You review! Kew The Music: Status Quo
Francis Rossi and Rick Parfitt’s Status Quo, performing on July 3 at Kew Gardens; photo: Simon Cooper
Mike Watts finds that Status Quo still have what it takes to be rocking all over the world
Arriving at Kew The Music clasping two bottles of cold white wine and a folding chair, it was immediately clear that a little drizzle on a summer’s evening was not going to dampen the enthusiasm of the thousands of rock lovers who had converged on the Gardens to see Status Quo.
The stage was set out in front of the Temperate House and after a leisurely wander around looking at the Nash sculptures set in the Gardens, we found a spot to the right of the mixing desk and under the canopy of some exotic tree which – for the most part – cut out the rain and we settled down to listen to The Straits. They should have been called The Dire, more appropriately, because removing Mark Knopfler from Dire Straits has sadly diminished the stock of this once all-conquering band. Shadow, former and self are words that come to mind. “Sultans of Swing” noodled its way into oblivion and they were gone. But we weren’t here for the Straits, dire or otherwise. We were here for the mighty Quo!
Going back to 1975 – July again – to the Empire Pool Wembley (today’s Wembley Arena) to one of my first big gigs. It’s thirty-seven years since I have seen them live – although I did bump into Rick Parfitt in an elevator in Sydney in 1996 – but that doesn’t count and besides, he had a heart attack not long after.

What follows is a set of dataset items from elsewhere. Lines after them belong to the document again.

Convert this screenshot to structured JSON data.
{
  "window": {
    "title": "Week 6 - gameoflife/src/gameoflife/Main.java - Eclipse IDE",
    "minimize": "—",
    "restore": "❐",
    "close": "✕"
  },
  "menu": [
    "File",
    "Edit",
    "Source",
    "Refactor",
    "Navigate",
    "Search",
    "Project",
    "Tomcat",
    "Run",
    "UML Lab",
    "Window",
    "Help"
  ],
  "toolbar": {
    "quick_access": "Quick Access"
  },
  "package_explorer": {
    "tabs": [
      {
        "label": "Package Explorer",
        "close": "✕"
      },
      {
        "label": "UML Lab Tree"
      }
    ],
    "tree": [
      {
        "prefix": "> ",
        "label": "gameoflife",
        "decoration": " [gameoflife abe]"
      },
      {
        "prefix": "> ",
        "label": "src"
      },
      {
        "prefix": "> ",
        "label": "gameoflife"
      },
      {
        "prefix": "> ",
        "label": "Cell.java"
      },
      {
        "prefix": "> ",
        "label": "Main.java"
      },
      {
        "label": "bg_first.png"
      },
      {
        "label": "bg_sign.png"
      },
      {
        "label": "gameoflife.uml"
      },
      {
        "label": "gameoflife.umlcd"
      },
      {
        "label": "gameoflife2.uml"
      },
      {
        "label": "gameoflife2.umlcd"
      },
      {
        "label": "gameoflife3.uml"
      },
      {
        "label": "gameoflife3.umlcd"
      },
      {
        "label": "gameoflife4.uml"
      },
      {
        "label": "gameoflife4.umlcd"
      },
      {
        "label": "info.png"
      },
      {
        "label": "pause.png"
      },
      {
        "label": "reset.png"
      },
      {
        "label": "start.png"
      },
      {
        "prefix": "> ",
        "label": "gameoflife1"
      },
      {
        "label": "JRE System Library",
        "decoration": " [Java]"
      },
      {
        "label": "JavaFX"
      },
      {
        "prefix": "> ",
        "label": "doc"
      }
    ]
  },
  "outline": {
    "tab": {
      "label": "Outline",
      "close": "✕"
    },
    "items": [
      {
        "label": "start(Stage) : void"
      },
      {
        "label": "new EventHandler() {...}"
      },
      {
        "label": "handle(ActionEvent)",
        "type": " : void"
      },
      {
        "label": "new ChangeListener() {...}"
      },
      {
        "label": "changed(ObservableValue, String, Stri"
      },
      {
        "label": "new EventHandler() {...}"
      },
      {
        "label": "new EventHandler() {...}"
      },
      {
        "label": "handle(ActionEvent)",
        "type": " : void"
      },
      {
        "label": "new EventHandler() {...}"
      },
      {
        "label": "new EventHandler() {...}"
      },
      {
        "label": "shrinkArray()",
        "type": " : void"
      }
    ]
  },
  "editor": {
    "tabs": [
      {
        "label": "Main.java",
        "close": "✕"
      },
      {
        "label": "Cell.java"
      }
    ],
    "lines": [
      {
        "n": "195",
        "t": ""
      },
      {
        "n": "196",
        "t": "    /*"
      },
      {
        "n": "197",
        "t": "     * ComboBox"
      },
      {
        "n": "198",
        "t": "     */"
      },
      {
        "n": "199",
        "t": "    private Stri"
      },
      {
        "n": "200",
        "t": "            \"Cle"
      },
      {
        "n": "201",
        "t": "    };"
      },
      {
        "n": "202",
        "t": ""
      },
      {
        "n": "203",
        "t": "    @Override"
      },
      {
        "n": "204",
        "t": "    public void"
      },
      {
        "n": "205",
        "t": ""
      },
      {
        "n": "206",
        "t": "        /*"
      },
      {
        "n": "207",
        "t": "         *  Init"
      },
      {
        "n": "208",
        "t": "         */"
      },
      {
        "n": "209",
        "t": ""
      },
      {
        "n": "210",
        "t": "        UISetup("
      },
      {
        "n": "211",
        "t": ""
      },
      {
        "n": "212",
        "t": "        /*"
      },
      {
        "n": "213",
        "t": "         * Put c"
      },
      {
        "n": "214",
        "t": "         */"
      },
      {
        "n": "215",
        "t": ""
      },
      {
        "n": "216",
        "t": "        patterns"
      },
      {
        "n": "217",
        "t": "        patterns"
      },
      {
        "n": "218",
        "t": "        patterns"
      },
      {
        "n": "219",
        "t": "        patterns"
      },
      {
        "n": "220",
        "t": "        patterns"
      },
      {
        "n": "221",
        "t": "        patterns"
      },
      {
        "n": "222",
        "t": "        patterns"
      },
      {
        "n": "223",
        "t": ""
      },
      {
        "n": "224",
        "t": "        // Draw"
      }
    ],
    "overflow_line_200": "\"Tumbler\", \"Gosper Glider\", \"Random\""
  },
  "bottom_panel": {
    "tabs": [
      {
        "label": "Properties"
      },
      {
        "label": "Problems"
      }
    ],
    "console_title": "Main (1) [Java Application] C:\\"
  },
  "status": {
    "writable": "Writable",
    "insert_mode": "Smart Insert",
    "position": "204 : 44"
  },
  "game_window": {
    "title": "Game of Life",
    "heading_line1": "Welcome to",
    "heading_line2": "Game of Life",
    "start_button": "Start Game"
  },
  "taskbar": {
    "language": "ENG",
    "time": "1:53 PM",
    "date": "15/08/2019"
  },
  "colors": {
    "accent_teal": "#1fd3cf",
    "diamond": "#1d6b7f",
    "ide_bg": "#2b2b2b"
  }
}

So the question on my mind waiting for Quo to come on at Kew was how had they fared in the interim? Sure, we’ve all seen the band on the small screen but rock concerts are about the visceral live experience, the thump of the kick-drum and the bass hitting you in the chest – and all that.
Status Quo rocked the stage and never disappointed, despite having had some apparent constraint placed on volume levels by the neighbours of Kew Gardens – not that I noticed it being particularly quiet. What a great back catalogue they have to plunder! They were definitely playing the same songs as they did in 1975 plus all the newer hits that they’ve written since then. They delved heavily into my favourite album of theirs, Hello, from 1973, which is a rock classic.
So, despite the fact that Francis Rossi appears to have lost his pony tail and I fell over someone’s picnic – drunk – there remains several things to say about Status Quo:
1) They are a good-time band and there were plenty of cheesy grins adorning the mainly middle-aged crowd’s faces.
2) Status Quo were never too cool for school, except when they were an obscure psychedelic band in the late sixties.
3) They know how to rock – or at least how to boogie and that includes knowing how to marshal five white Marshall amps
and five white four-by-twelve speaker cabs to provide the perfect power-chord wall of sound. And that was set-up of just one of the three guitarists.
4) They’ve been doing it a long, long time and if they hadn’t got their act together by now (which they most certainly have) then there would be no hope for any of us of getting anything together, ever.





The quo were awesome. i went with mike and my 19 year old son who had never heard of them to be quite honest, but recognised a few of their more cheesy hits. the sound of matchstick men and down down blasting out of his computer these last few days since the gig, says it all i think.